NEW DELHI: The office market in Hyderabad is projected to welcome 18-19 million square feet of new Grade-A supply between Q4 FY26 and FY27, according to the rating agency, ICRA.
Occupancy rates are expected to remain stable at approximately 82.5-83% by March 2027, driven by consistent demand from IT-BPM and BFSI sectors. Notably, around 23% of the forthcoming supply is already pre-leased.
Leasing activity in Hyderabad has demonstrated resilience during the first nine months of FY2026. Within this timeframe, the city added 8.4 million sq ft of new Grade-A office space, with net absorption slightly outpacing supply at 8.5 million sq ft, effectively lowering vacancy rates to about 17% by December 2025, a decrease compared to the previous year.
ICRA anticipates that vacancy levels will remain stable even as new supply comes onto the market, with net absorption likely keeping pace with completions. Currently, Hyderabad holds approximately 16% of India’s Grade-A office stock across the top six markets, with areas such as Hitec City-Madhapur, Gachibowli, and the Financial District leading in both supply and demand.

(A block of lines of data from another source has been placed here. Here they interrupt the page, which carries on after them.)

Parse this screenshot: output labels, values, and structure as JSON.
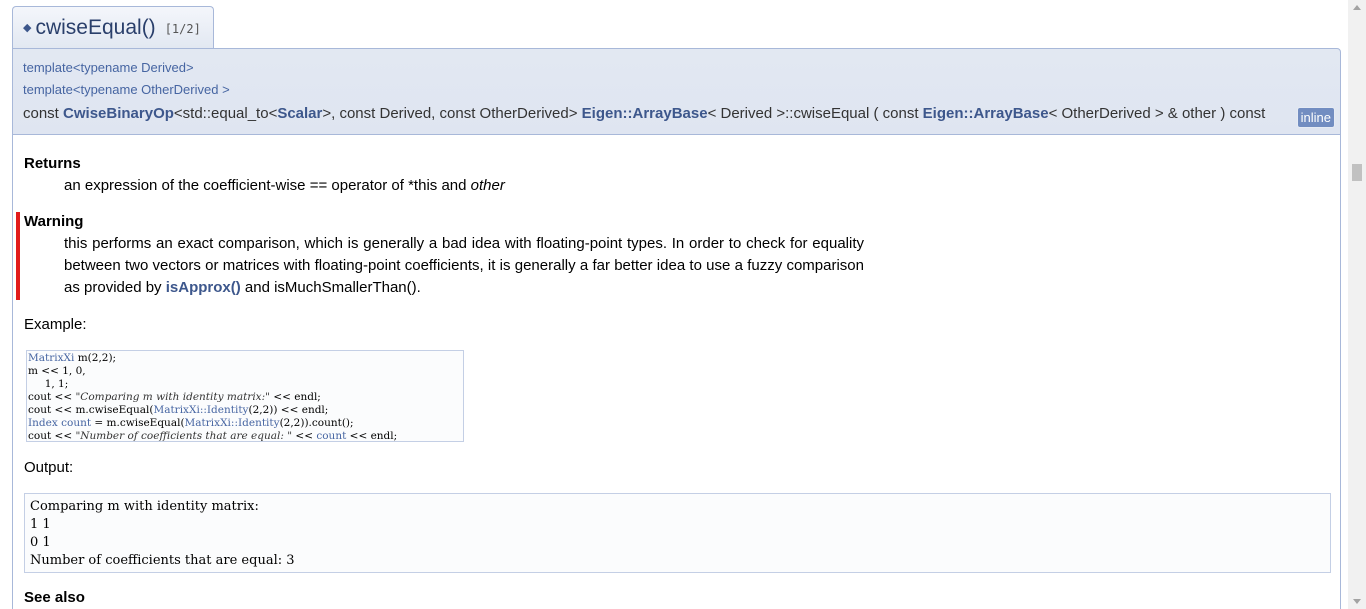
{
  "member": {
    "bullet": "◆",
    "name": "cwiseEqual()",
    "counter": "[1/2]"
  },
  "prototype": {
    "template_lines": [
      "template<typename Derived>",
      "template<typename OtherDerived >"
    ],
    "sig_pre": "const ",
    "sig_type": "CwiseBinaryOp",
    "sig_a": "<std::equal_to<",
    "sig_scalar": "Scalar",
    "sig_b": ">, const Derived, const OtherDerived> ",
    "sig_cls": "Eigen::ArrayBase",
    "sig_c": "< Derived >::cwiseEqual ( const ",
    "sig_cls2": "Eigen::ArrayBase",
    "sig_d": "< OtherDerived > &  other ) const",
    "badge": "inline"
  },
  "returns": {
    "title": "Returns",
    "text_a": "an expression of the coefficient-wise == operator of *this and ",
    "text_em": "other"
  },
  "warning": {
    "title": "Warning",
    "text_a": "this performs an exact comparison, which is generally a bad idea with floating-point types. In order to check for equality between two vectors or matrices with floating-point coefficients, it is generally a far better idea to use a fuzzy comparison as provided by ",
    "link": "isApprox()",
    "text_b": " and isMuchSmallerThan()."
  },
  "example_label": "Example:",
  "code": {
    "l1_type": "MatrixXi",
    "l1_rest": " m(2,2);",
    "l2": "m << 1, 0,",
    "l3": "     1, 1;",
    "l4_a": "cout << ",
    "l4_str": "\"Comparing m with identity matrix:\"",
    "l4_b": " << endl;",
    "l5_a": "cout << m.cwiseEqual(",
    "l5_type": "MatrixXi::Identity",
    "l5_b": "(2,2)) << endl;",
    "l6_type": "Index",
    "l6_var": "count",
    "l6_a": " = m.cwiseEqual(",
    "l6_type2": "MatrixXi::Identity",
    "l6_b": "(2,2)).count();",
    "l7_a": "cout << ",
    "l7_str": "\"Number of coefficients that are equal: \"",
    "l7_b": " << ",
    "l7_var": "count",
    "l7_c": " << endl;"
  },
  "output_label": "Output:",
  "output_lines": [
    "Comparing m with identity matrix:",
    "1 1",
    "0 1",
    "Number of coefficients that are equal: 3"
  ],
  "see_also": "See also"
}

Rental growth is expected to be gradual, with average office rents in key micro-markets rising at a compound annual rate of 3-4% over the last five years. A similar year-on-year increase is anticipated for FY2026 and FY2027. Limited new supply in Hitec City is expected to maintain tighter vacancy levels, while other major corridors should achieve balanced market conditions.